IN giving his reasons, in the Converted Catholic, for January, for becoming a Protestant, Rev. Jas. A. O’Connor says:—
Butler’s Cathechism [sic.] told me in those days of my youth that “a grievous offense or transgression against the law of God” is called a “mortal sin,” because “it kills the soul and brings everlasting death and damnation on the soul;” while venial sin does not kill, but only “hurts the soul by disposing to mortal sin.” Furthermore I was taught by this Catechism that the gravity of an evil action was intensified by being perpetrated on Sunday. The question was: “Is the sin the greater for being committed on Sunday?” and the answer was: “Most certainly.”
That this is still the teaching of the Roman Catholic Church was illustrated by Rev. Henry A. Braun, D.D., Rector of St. Agnes’ Roman Catholic Church on East Forty-third Street, this city, when in company with another converted priest I called on him for tickets for the service in his church, the feast of St. Agnes, in February, 1893, when Bishop McQuaid preached and Archbishop Corrigan, Bishop McDonnell of Brooklyn, and a score of priests were present. Father Braun received us as intelligent gentlemen who called on him for press tickets that would give us good seats, and he detained us for half an hour while eulogizing the parochial school system. We listened with apparent interest, and when he had concluded he illustrated the necessity of parochial school teaching as distinguished from the public schools by saying that a Catholic boy who had done wrong or was guilty of sin would realize the gravity of the offense more keenly if told by his teacher that the day in which the transgression occurred was, for example, Good Friday, the day on which our Lord died, or the Lord’s day, Sunday. That, said he, would be an appeal to the boy’s faith that would restrain him from future transgressions. “Don’t you think so?” he said to me.
Very quickly and forcibly I replied, “Not at all. That is one of the reasons why the American people will never consent to allow public money to be given to your schools. You teach a false and unchristian system of morality. A sin is a sin whether committed on Friday, Sunday, Monday, or any other day of the week.”

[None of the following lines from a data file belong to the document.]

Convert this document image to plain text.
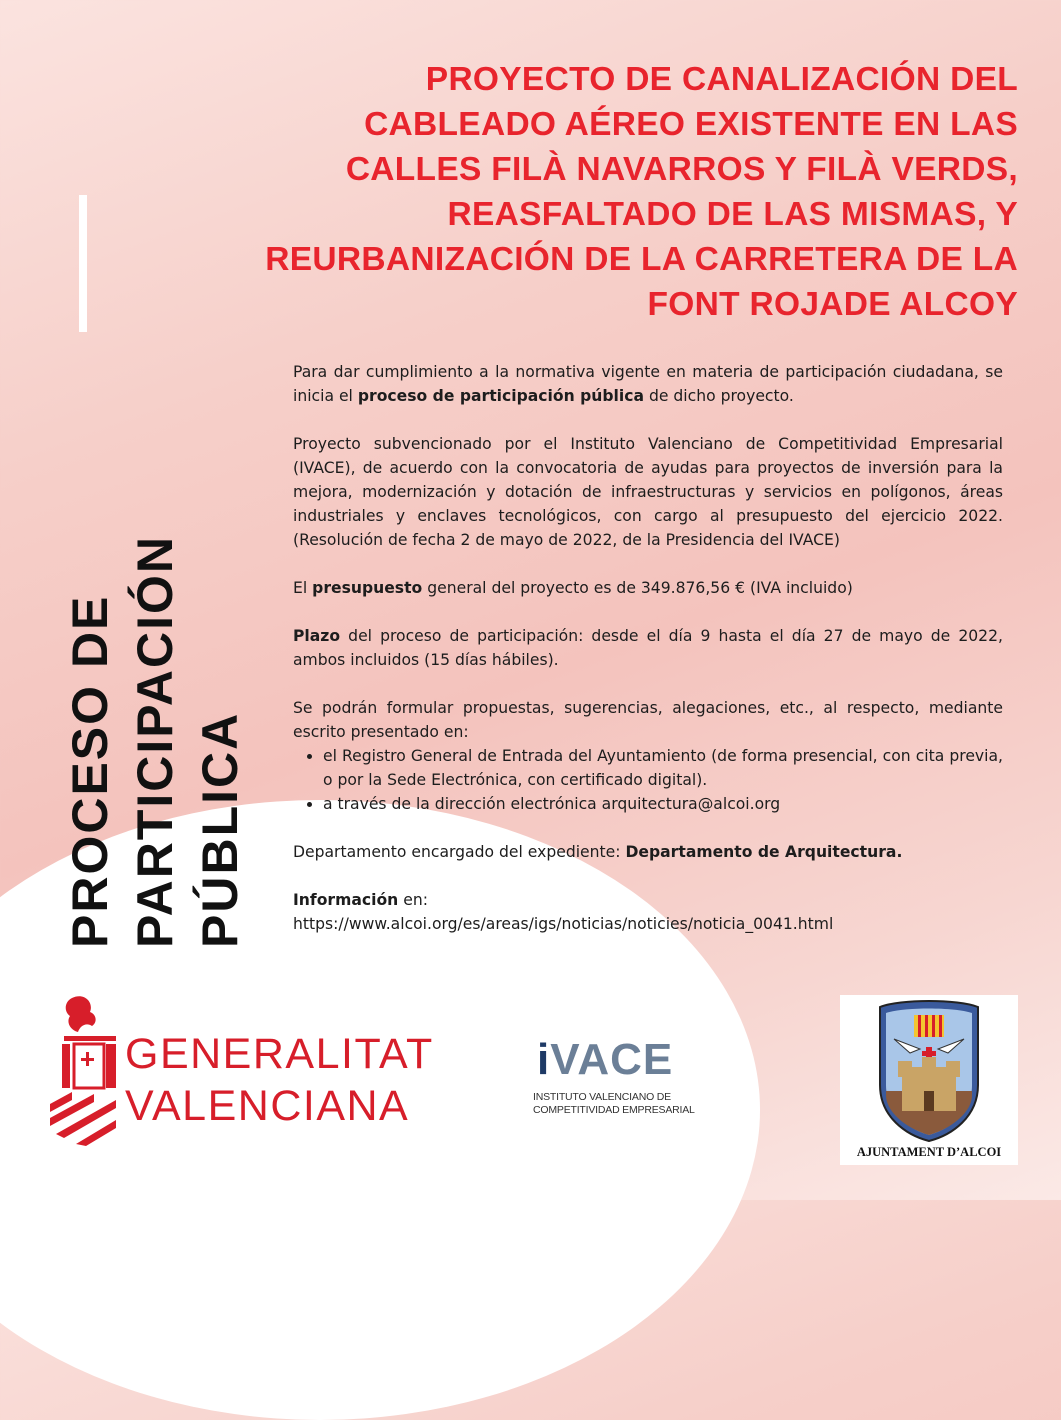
PROYECTO DE CANALIZACIÓN DEL
CABLEADO AÉREO EXISTENTE EN LAS
CALLES FILÀ NAVARROS Y FILÀ VERDS,
REASFALTADO DE LAS MISMAS, Y
REURBANIZACIÓN DE LA CARRETERA DE LA
FONT ROJADE ALCOY
PROCESO DE PARTICIPACIÓN PÚBLICA

Para dar cumplimiento a la normativa vigente en materia de participación ciudadana, se inicia el proceso de participación pública de dicho proyecto.

Proyecto subvencionado por el Instituto Valenciano de Competitividad Empresarial (IVACE), de acuerdo con la convocatoria de ayudas para proyectos de inversión para la mejora, modernización y dotación de infraestructuras y servicios en polígonos, áreas industriales y enclaves tecnológicos, con cargo al presupuesto del ejercicio 2022. (Resolución de fecha 2 de mayo de 2022, de la Presidencia del IVACE)

El presupuesto general del proyecto es de 349.876,56 € (IVA incluido)

Plazo del proceso de participación: desde el día 9 hasta el día 27 de mayo de 2022, ambos incluidos (15 días hábiles).

Se podrán formular propuestas, sugerencias, alegaciones, etc., al respecto, mediante escrito presentado en:

• el Registro General de Entrada del Ayuntamiento (de forma presencial, con cita previa, o por la Sede Electrónica, con certificado digital).
• a través de la dirección electrónica arquitectura@alcoi.org

Departamento encargado del expediente: Departamento de Arquitectura.

Información en:
https://www.alcoi.org/es/areas/igs/noticias/noticies/noticia_0041.html

GENERALITAT
VALENCIANA
iVACE
INSTITUTO VALENCIANO DE
COMPETITIVIDAD EMPRESARIAL
AJUNTAMENT D’ALCOI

Father Braun’s face grew scarlet, but he tried to recover his ground by the question: “Don’t you think  the sin is greater by being committed on a holy day—for example, is it not a greater sin to get drunk on Sunday than on any other day of the week?”
His manner was embarrassed and I replied good-humoredly, “It depends on the kind of a drunk. If it is a case of intoxication it is as bad as Sunday as on any other day of the week, no more or less; a drunk is a drunk whenever it occurs, and the drunkard’s sin is as great on Wednesday as on Sunday. That is another instance of the immoral teaching of your church. Your standard of morality is totally different from that of the American people, and they will never indorse such doctrine by giving support to your schools.”
Mr. O’Connor is quite right in regard to the quality of an act. Sin is sin on whatever day it is committed. But we are not so sure that he is right about the views of the American people. In fact, everything goes to show that the “American” view is substantially the Catholic view. Indeed, almost every American State prohibits on Sunday some things which are not prohibited to Catholics by the church except for such hours of the day as are devoted to public worship, and then only that the people may be the more free to attend Sunday services. This shows that even in the “American” conception the time of the commission of an act changes the quality of the act.